To determine which pair of molecules/ions does not exist, we need to calculate the bond order for each pair using the molecular orbital theory. The bond order can be calculated using the formula:
\[
\text{Bond Order} = \frac{(\text{Number of bonding electrons} - \text{Number of antibonding electrons})}{2}
\]
Let's analyze each pair step by step.
### Step 1: Analyze the first pair - H2²⁺ and He2
1. **H2²⁺**:
- Hydrogen has 1 electron. For H2²⁺, 2 electrons are removed from H2, which originally has 2 electrons (1 from each H atom).
- Therefore, H2²⁺ has 0 electrons.
- Bond order = \(\frac{(0 - 0)}{2} = 0\)
2. **He2**:
- Helium has 2 electrons. For He2, there are 2 He atoms, so total electrons = 4.
- Configuration: \(\sigma 1s^2 \sigma 1s^*\)
- Bond order = \(\frac{(2 - 2)}{2} = 0\)
**Conclusion for first pair**: Both H2²⁺ and He2 have a bond order of 0, meaning neither exists.
### Step 2: Analyze the second pair - H2⁻ and He2²⁺
1. **H2⁻**:
- H2 has 2 electrons, and H2⁻ gains 1 electron, resulting in 3 electrons.
- Configuration: \(\sigma 1s^2 \sigma 1s^*\)
- Bond order = \(\frac{(2 - 1)}{2} = 0.5\)
2. **He2²⁺**:
- He2 has 4 electrons, and 2 are removed, resulting in 2 electrons.
- Configuration: \(\sigma 1s^2\)
- Bond order = \(\frac{(2 - 0)}{2} = 1\)
**Conclusion for second pair**: H2⁻ exists, and He2²⁺ exists.
### Step 3: Analyze the third pair - H2⁺ and He2²⁻
1. **H2⁺**:
- H2 has 2 electrons, and H2⁺ loses 1 electron, resulting in 1 electron.

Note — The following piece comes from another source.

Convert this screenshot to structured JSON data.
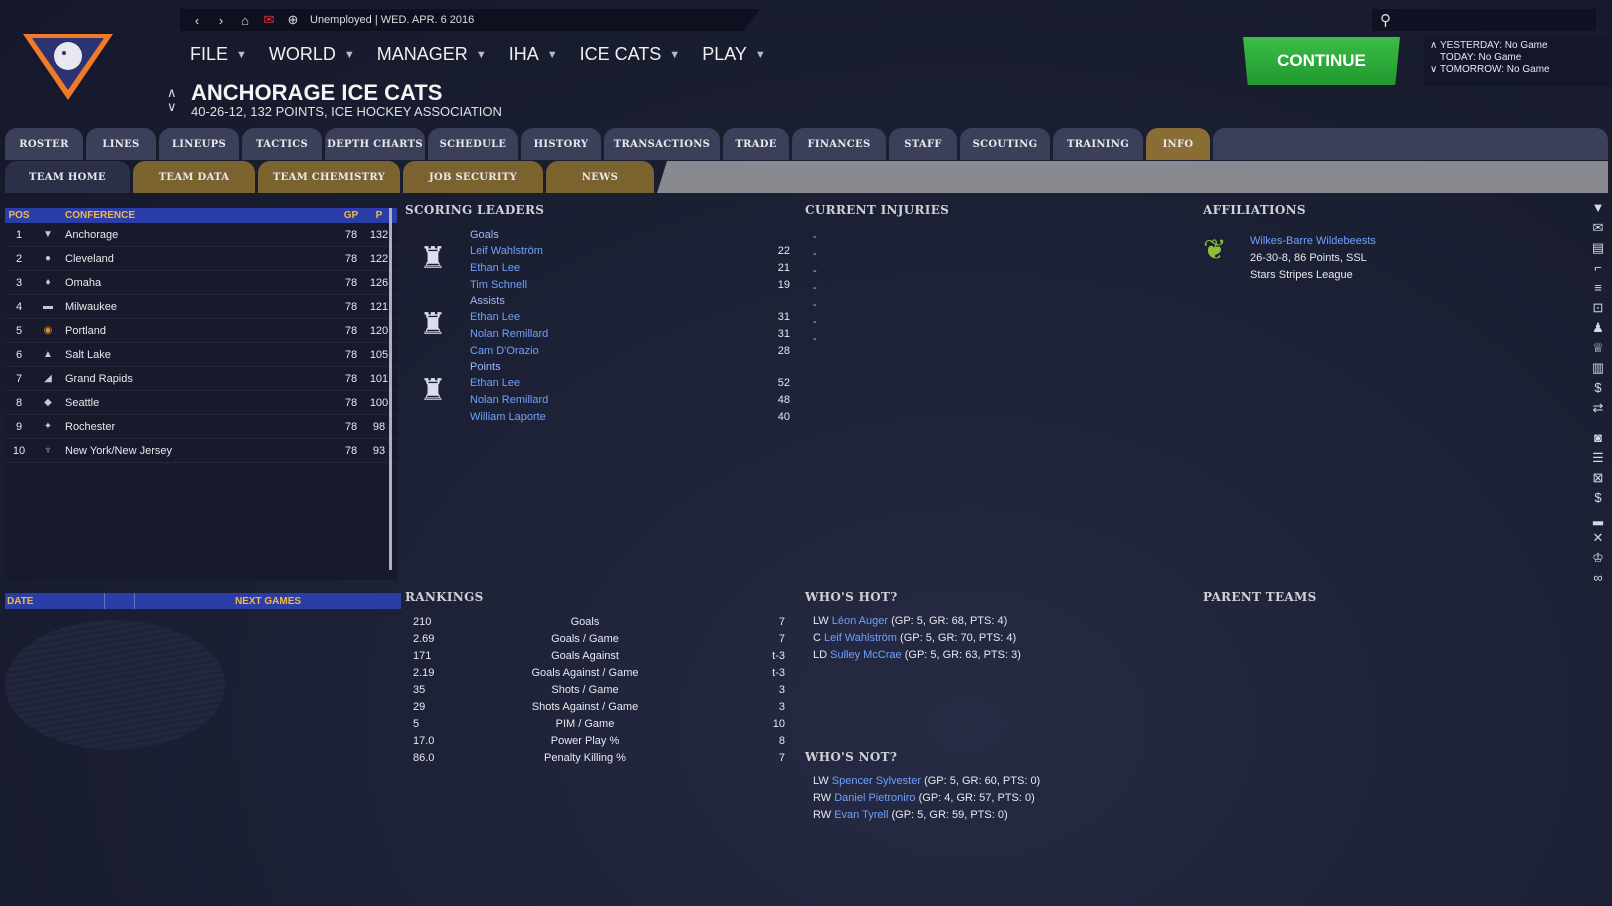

- Configuration: \(\sigma 1s^1\)
- Bond order = \(\frac{(1 - 0)}{2} = 0.5\)
2. **He2²⁻**:
- He2 has 4 electrons, and 2 are added, resulting in 6 electrons.
- Configuration: \(\sigma 1s^2 \sigma 2s^2 \sigma 2s^*\)
- Bond order = \(\frac{(4 - 2)}{2} = 1\)
**Conclusion for third pair**: Both H2⁺ and He2²⁻ exist.
### Step 4: Analyze the fourth pair - H2⁻ and He2²⁻
1. **H2⁻**:
- As calculated before, bond order = 0.5.
2. **He2²⁻**:
- Helium has 2 electrons, and for He2²⁻, 2 electrons are added, resulting in 6 electrons.
- Configuration: \(\sigma 1s^2 \sigma 2s^2 \sigma 2s^*\)
- Bond order = \(\frac{(4 - 2)}{2} = 1\)
**Conclusion for fourth pair**: Both H2⁻ and He2²⁻ exist.
### Final Conclusion
The only pair in which both species do not exist is the first pair: **H2²⁺ and He2**.
### Answer
The answer is the first option: **H2²⁺ and He2**.